Hong Kong's Legislative Council must reconsider its procedural rules that are open to abuse
Once again, the Legislative Council has disappointed Hongkongers. Just three weeks into the final year of the current term, the weekly meeting was brought to an abrupt halt again because attendance fell short of the quorum. Frustratingly, the suspension stemmed from the deliberate attempts of a handful of radical lawmakers to derail the proceedings by repeatedly calling for a headcount to see whether there were enough members to continue. The counting added up to four hours. It is a waste of time and resources. To make matters worse, some members have vowed to escalate their actions after their filibuster to block the establishment of the innovation and technology bureau was curbed by the council's Finance Committee chief last week. While their tactics may have an appeal to a narrow spectrum of supporters, the triumph came at the expense of the council's operating efficiency and image, and ultimately, public interest.
That more than half of the lawmakers stayed away from the meeting is lamentable. Among them is Legco President Jasper Tsang Yok-sing, who left his deputy to preside over the meeting. Tsang said even though he heard the bell ringing, he was so absorbed with work in his office that he became oblivious to the passage of time. Those who failed to show up apologised for their absence but they cannot undo the damage that has been done.

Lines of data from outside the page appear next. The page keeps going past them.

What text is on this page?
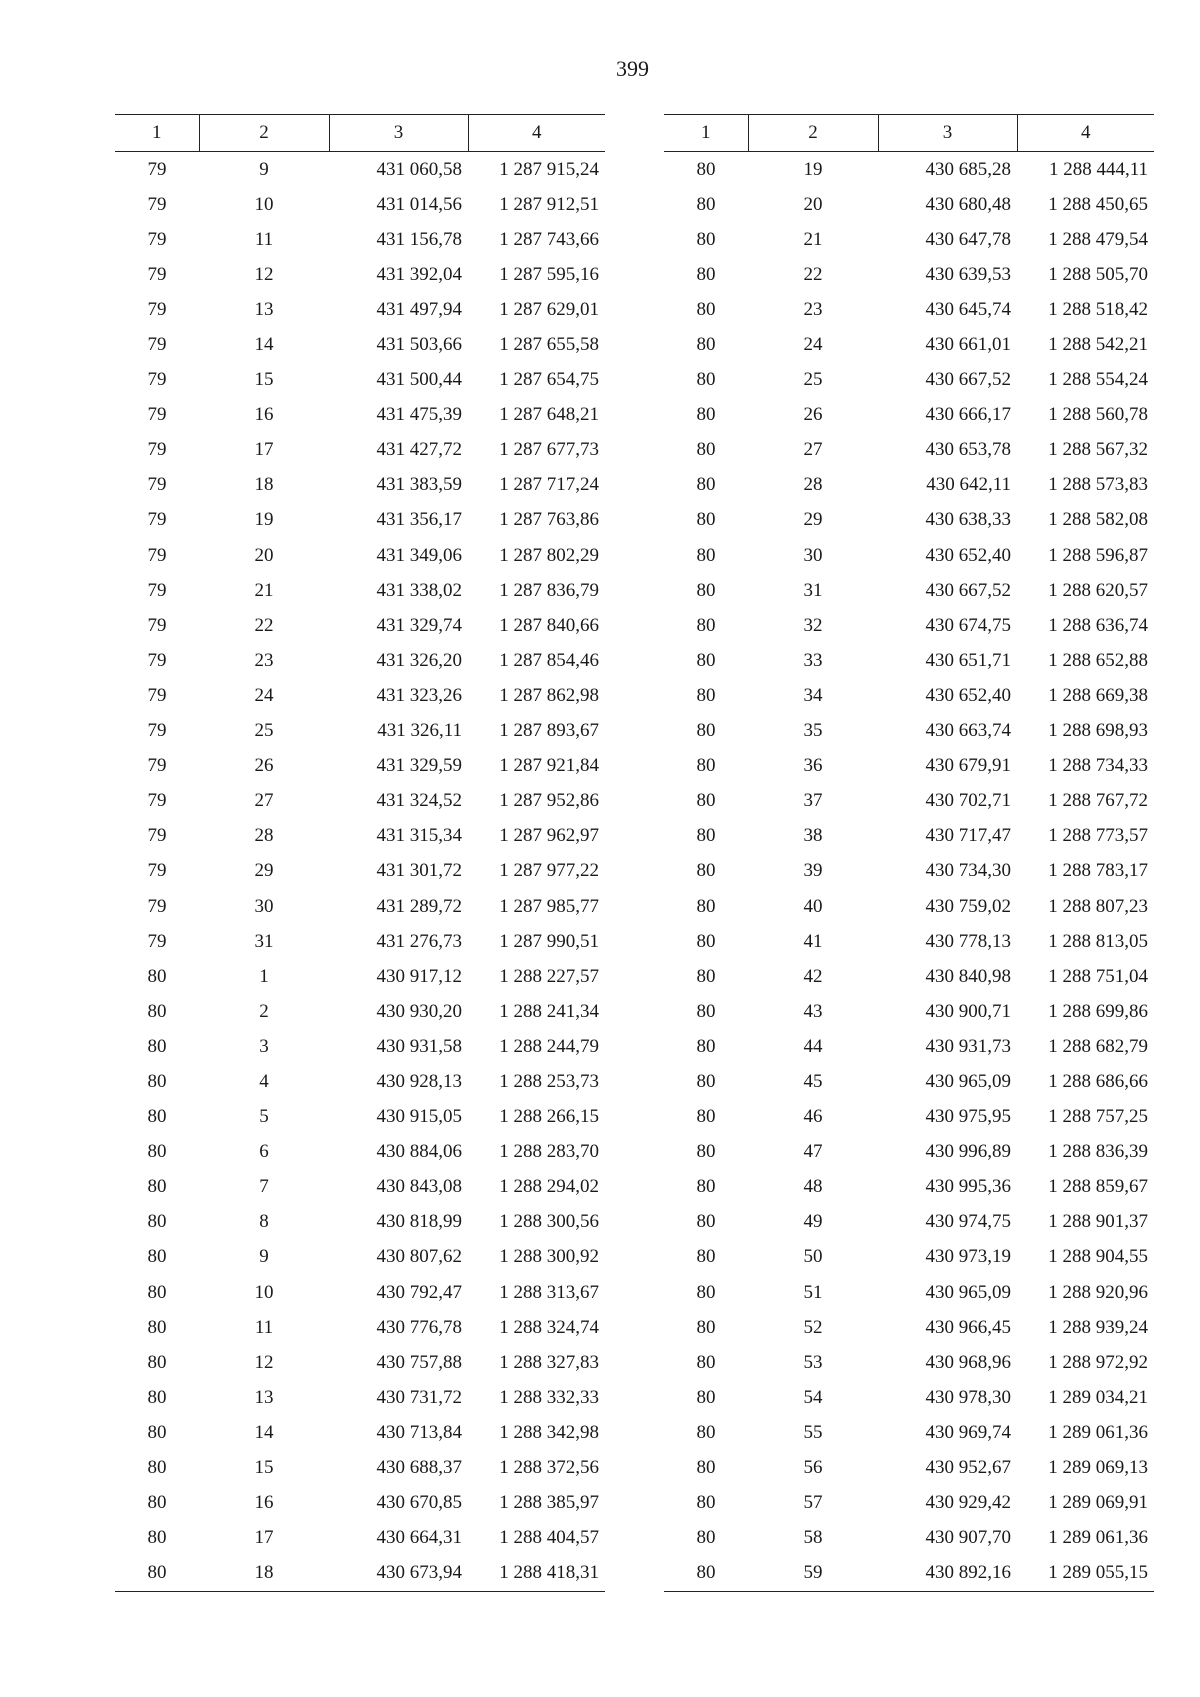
399
1	2	3	4
79	9	431 060,58	1 287 915,24
79	10	431 014,56	1 287 912,51
79	11	431 156,78	1 287 743,66
79	12	431 392,04	1 287 595,16
79	13	431 497,94	1 287 629,01
79	14	431 503,66	1 287 655,58
79	15	431 500,44	1 287 654,75
79	16	431 475,39	1 287 648,21
79	17	431 427,72	1 287 677,73
79	18	431 383,59	1 287 717,24
79	19	431 356,17	1 287 763,86
79	20	431 349,06	1 287 802,29
79	21	431 338,02	1 287 836,79
79	22	431 329,74	1 287 840,66
79	23	431 326,20	1 287 854,46
79	24	431 323,26	1 287 862,98
79	25	431 326,11	1 287 893,67
79	26	431 329,59	1 287 921,84
79	27	431 324,52	1 287 952,86
79	28	431 315,34	1 287 962,97
79	29	431 301,72	1 287 977,22
79	30	431 289,72	1 287 985,77
79	31	431 276,73	1 287 990,51
80	1	430 917,12	1 288 227,57
80	2	430 930,20	1 288 241,34
80	3	430 931,58	1 288 244,79
80	4	430 928,13	1 288 253,73
80	5	430 915,05	1 288 266,15
80	6	430 884,06	1 288 283,70
80	7	430 843,08	1 288 294,02
80	8	430 818,99	1 288 300,56
80	9	430 807,62	1 288 300,92
80	10	430 792,47	1 288 313,67
80	11	430 776,78	1 288 324,74
80	12	430 757,88	1 288 327,83
80	13	430 731,72	1 288 332,33
80	14	430 713,84	1 288 342,98
80	15	430 688,37	1 288 372,56
80	16	430 670,85	1 288 385,97
80	17	430 664,31	1 288 404,57
80	18	430 673,94	1 288 418,31
1	2	3	4
80	19	430 685,28	1 288 444,11
80	20	430 680,48	1 288 450,65
80	21	430 647,78	1 288 479,54
80	22	430 639,53	1 288 505,70
80	23	430 645,74	1 288 518,42
80	24	430 661,01	1 288 542,21
80	25	430 667,52	1 288 554,24
80	26	430 666,17	1 288 560,78
80	27	430 653,78	1 288 567,32
80	28	430 642,11	1 288 573,83
80	29	430 638,33	1 288 582,08
80	30	430 652,40	1 288 596,87
80	31	430 667,52	1 288 620,57
80	32	430 674,75	1 288 636,74
80	33	430 651,71	1 288 652,88
80	34	430 652,40	1 288 669,38
80	35	430 663,74	1 288 698,93
80	36	430 679,91	1 288 734,33
80	37	430 702,71	1 288 767,72
80	38	430 717,47	1 288 773,57
80	39	430 734,30	1 288 783,17
80	40	430 759,02	1 288 807,23
80	41	430 778,13	1 288 813,05
80	42	430 840,98	1 288 751,04
80	43	430 900,71	1 288 699,86
80	44	430 931,73	1 288 682,79
80	45	430 965,09	1 288 686,66
80	46	430 975,95	1 288 757,25
80	47	430 996,89	1 288 836,39
80	48	430 995,36	1 288 859,67
80	49	430 974,75	1 288 901,37
80	50	430 973,19	1 288 904,55
80	51	430 965,09	1 288 920,96
80	52	430 966,45	1 288 939,24
80	53	430 968,96	1 288 972,92
80	54	430 978,30	1 289 034,21
80	55	430 969,74	1 289 061,36
80	56	430 952,67	1 289 069,13
80	57	430 929,42	1 289 069,91
80	58	430 907,70	1 289 061,36
80	59	430 892,16	1 289 055,15
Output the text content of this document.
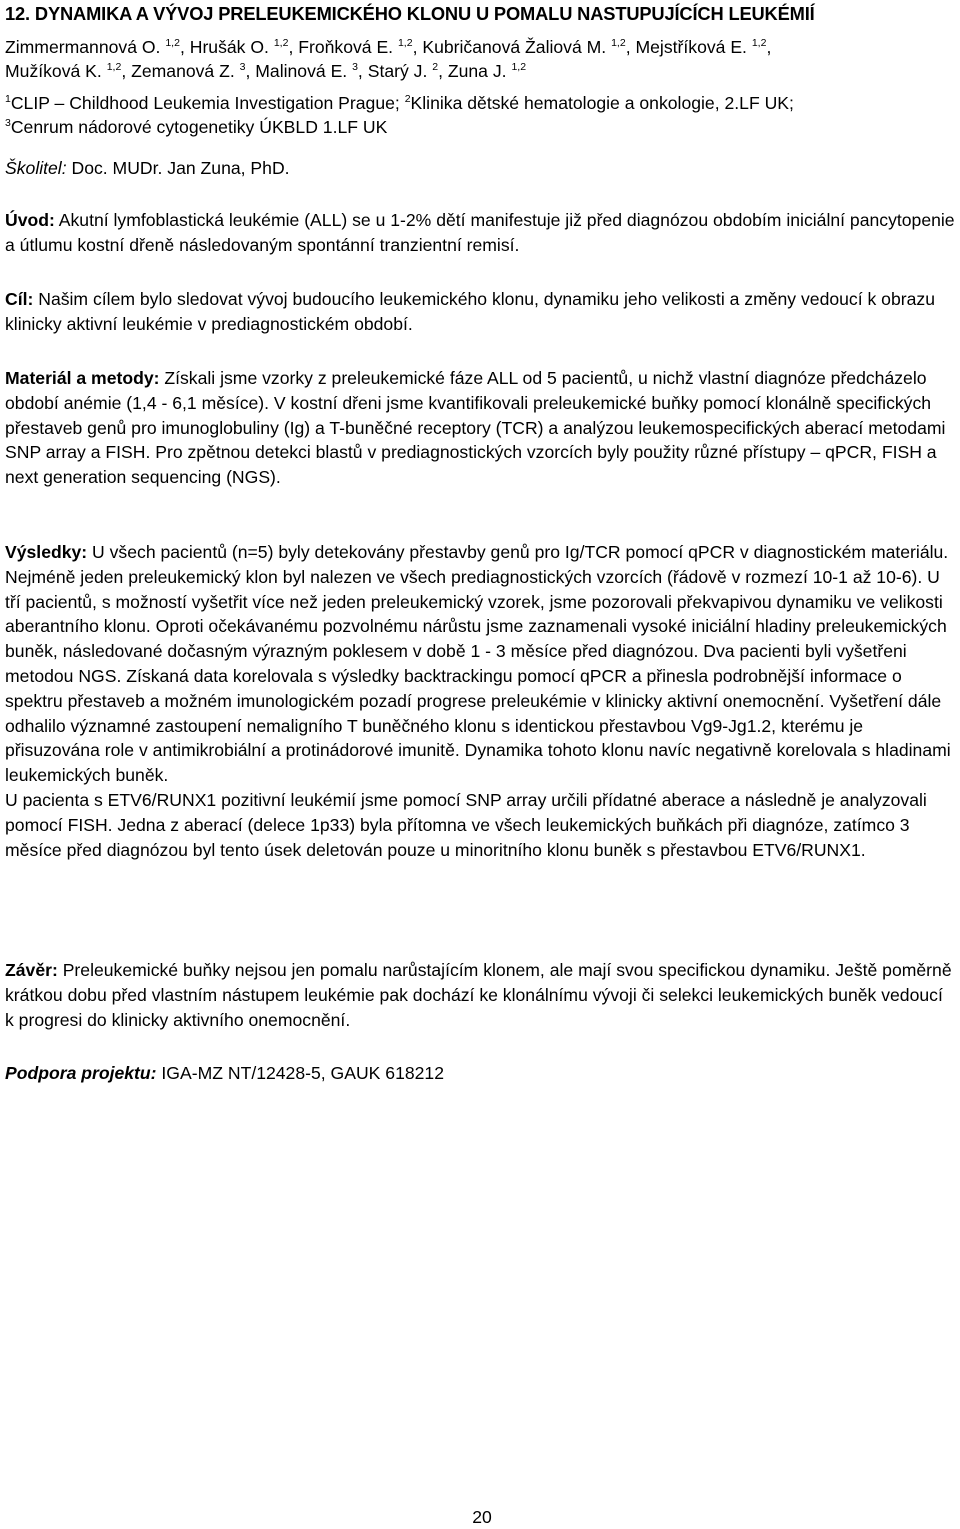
12. DYNAMIKA A VÝVOJ PRELEUKEMICKÉHO KLONU U POMALU NASTUPUJÍCÍCH LEUKÉMIÍ
Zimmermannová O. $^{1,2}$, Hrušák O. $^{1,2}$, Froňková E. $^{1,2}$, Kubričanová Žaliová M. $^{1,2}$, Mejstříková E. $^{1,2}$,
Mužíková K. $^{1,2}$, Zemanová Z. $^3$, Malinová E. $^3$, Starý J. $^2$, Zuna J. $^{1,2}$
$^1$CLIP – Childhood Leukemia Investigation Prague; $^2$Klinika dětské hematologie a onkologie, 2.LF UK;
$^3$Cenrum nádorové cytogenetiky ÚKBLD 1.LF UK
Školitel: Doc. MUDr. Jan Zuna, PhD.
Úvod: Akutní lymfoblastická leukémie (ALL) se u 1-2% dětí manifestuje již před diagnózou obdobím iniciální pancytopenie a útlumu kostní dřeně následovaným spontánní tranzientní remisí.
Cíl: Našim cílem bylo sledovat vývoj budoucího leukemického klonu, dynamiku jeho velikosti a změny vedoucí k obrazu klinicky aktivní leukémie v prediagnostickém období.
Materiál a metody: Získali jsme vzorky z preleukemické fáze ALL od 5 pacientů, u nichž vlastní diagnóze předcházelo období anémie (1,4 - 6,1 měsíce). V kostní dřeni jsme kvantifikovali preleukemické buňky pomocí klonálně specifických přestaveb genů pro imunoglobuliny (Ig) a T-buněčné receptory (TCR) a analýzou leukemospecifických aberací metodami SNP array a FISH. Pro zpětnou detekci blastů v prediagnostických vzorcích byly použity různé přístupy – qPCR, FISH a next generation sequencing (NGS).
Výsledky: U všech pacientů (n=5) byly detekovány přestavby genů pro Ig/TCR pomocí qPCR v diagnostickém materiálu. Nejméně jeden preleukemický klon byl nalezen ve všech prediagnostických vzorcích (řádově v rozmezí 10-1 až 10-6). U tří pacientů, s možností vyšetřit více než jeden preleukemický vzorek, jsme pozorovali překvapivou dynamiku ve velikosti aberantního klonu. Oproti očekávanému pozvolnému nárůstu jsme zaznamenali vysoké iniciální hladiny preleukemických buněk, následované dočasným výrazným poklesem v době 1 - 3 měsíce před diagnózou. Dva pacienti byli vyšetřeni metodou NGS. Získaná data korelovala s výsledky backtrackingu pomocí qPCR a přinesla podrobnější informace o spektru přestaveb a možném imunologickém pozadí progrese preleukémie v klinicky aktivní onemocnění. Vyšetření dále odhalilo významné zastoupení nemaligního T buněčného klonu s identickou přestavbou Vg9-Jg1.2, kterému je přisuzována role v antimikrobiální a protinádorové imunitě. Dynamika tohoto klonu navíc negativně korelovala s hladinami leukemických buněk.
U pacienta s ETV6/RUNX1 pozitivní leukémií jsme pomocí SNP array určili přídatné aberace a následně je analyzovali pomocí FISH. Jedna z aberací (delece 1p33) byla přítomna ve všech leukemických buňkách při diagnóze, zatímco 3 měsíce před diagnózou byl tento úsek deletován pouze u minoritního klonu buněk s přestavbou ETV6/RUNX1.
Závěr: Preleukemické buňky nejsou jen pomalu narůstajícím klonem, ale mají svou specifickou dynamiku. Ještě poměrně krátkou dobu před vlastním nástupem leukémie pak dochází ke klonálnímu vývoji či selekci leukemických buněk vedoucí k progresi do klinicky aktivního onemocnění.
Podpora projektu: IGA-MZ NT/12428-5, GAUK 618212
20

Attending council meetings is the members' basic responsibility. But instead of settling the issues put on the agenda, radical lawmakers sought to kill off the meeting. While those who were absent have to shoulder responsibility, the root of the problem stemmed from the radical members. Not only were they wrong to sabotage council business, they also prevented others from discharging their duties.
Lawmakers are entitled to use unconventional means like filibustering to make their arguments. But the legislature cannot operate effectively if such tactics are abused. Consideration should be given to changing the rules to prevent abuses.